0) and the operation instruction of "0", the D stage interlock means (20) is prevented from interfering with the D stage interlock means and the E stage interlock means
The interlock control means (20a, 22a) for enabling the E-stage interlock in (22), the means (23) for detecting the timing of bypassing the data of the preceding instruction, and the "0" of the load data of the preceding instruction. "Detection circuit (50), condition code generation circuit for generating condition code by inputting" 0 "judgment signal () of load data" 0 "detection circuit (50) and sign bit of the load data ( 31) and the condition code generated by the above condition code generation circuit (31) and the condition code generated by the above condition code generation circuit (31) are input, and a condition for selecting one of them is input. When the code selection circuit (30) is provided and the executing instruction () is an operation instruction with "0" and a "data dependency" is detected with the preceding instruction (). , The operation command with "0" is given to the interlock control means (20a, 22a). Then, the interlock of the D stage is suppressed, the interlock is performed at the next E stage, and the load data of the preceding instruction () is transferred to the bypass control signal of the bypass timing detection means (23) immediately before the W stage. On the basis of the above, by bypassing to the operation stage (E) of the operation instruction () with the “0”, the judgment signal is obtained by the “0” detection circuit (50) without performing the operation with the “0”.

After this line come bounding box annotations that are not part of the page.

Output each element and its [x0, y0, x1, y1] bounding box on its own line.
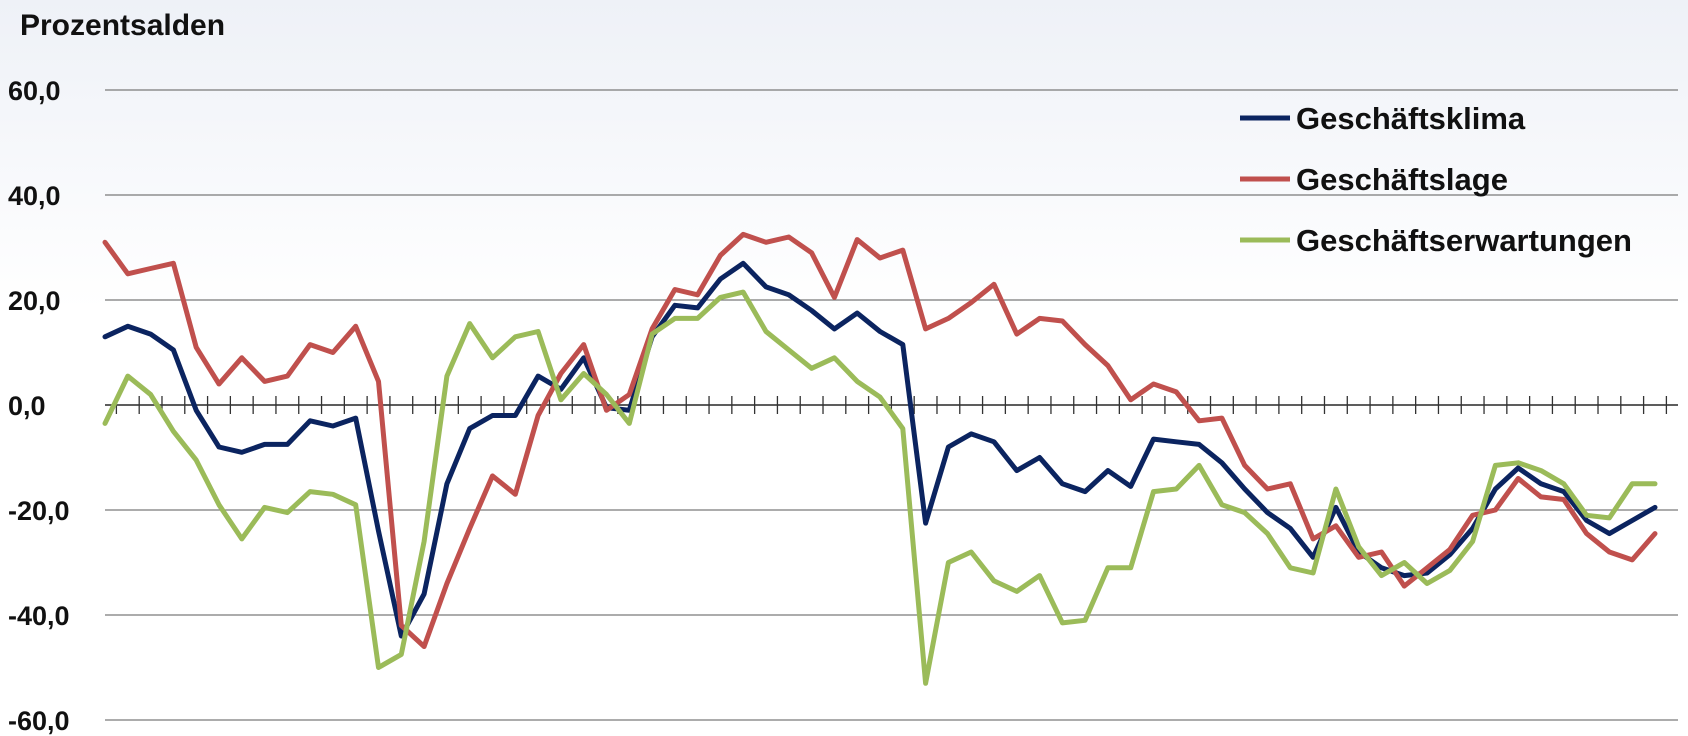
series-geschäftslage	[102, 231, 1658, 649]
legend-label: Geschäftsklima	[1296, 101, 1526, 136]
legend-label: Geschäftserwartungen	[1296, 223, 1632, 258]
y-tick-label: 60,0	[8, 76, 61, 106]
series-lines	[102, 231, 1658, 686]
y-axis-title: Prozentsalden	[20, 9, 225, 42]
y-tick-label: -60,0	[8, 706, 70, 736]
y-tick-label: 0,0	[8, 391, 46, 421]
legend: Geschäftsklima Geschäftslage Geschäftserwa…	[1240, 101, 1632, 258]
y-tick-label: -20,0	[8, 496, 70, 526]
y-tick-label: 40,0	[8, 181, 61, 211]
y-axis-tick-labels: 60,0 40,0 20,0 0,0 -20,0 -40,0 -60,0	[8, 76, 70, 736]
y-tick-label: 20,0	[8, 286, 61, 316]
y-tick-label: -40,0	[8, 601, 70, 631]
series-geschäftserwartungen	[102, 289, 1658, 686]
series-line	[102, 231, 1658, 649]
x-axis	[105, 396, 1678, 414]
legend-label: Geschäftslage	[1296, 162, 1508, 197]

() Is selected by the condition code selection circuit (31), and the condition code register (C
Operation bypass circuit characterized by setting to C).

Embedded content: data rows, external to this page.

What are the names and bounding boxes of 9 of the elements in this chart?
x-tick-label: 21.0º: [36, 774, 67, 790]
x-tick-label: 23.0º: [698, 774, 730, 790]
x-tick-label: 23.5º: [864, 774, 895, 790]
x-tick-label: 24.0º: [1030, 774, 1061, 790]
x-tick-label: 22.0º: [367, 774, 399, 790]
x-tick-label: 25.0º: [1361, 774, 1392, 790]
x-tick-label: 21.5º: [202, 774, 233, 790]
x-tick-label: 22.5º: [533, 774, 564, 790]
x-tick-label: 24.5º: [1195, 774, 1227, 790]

2. A scoreboard memory circuit (60i) as means for detecting a data dependency between the preceding instruction and the succeeding instruction by the succeeding instruction in the arithmetic bypass circuit.
Based on the write enable signal () of the operation result data of the preceding instruction to the register (11), the operation result data of the preceding instruction is bypassed () to the E stage of the subsequent instruction, and the corresponding scoreboard The operation bypass circuit according to claim 1, wherein the memory circuit (60i) is reset.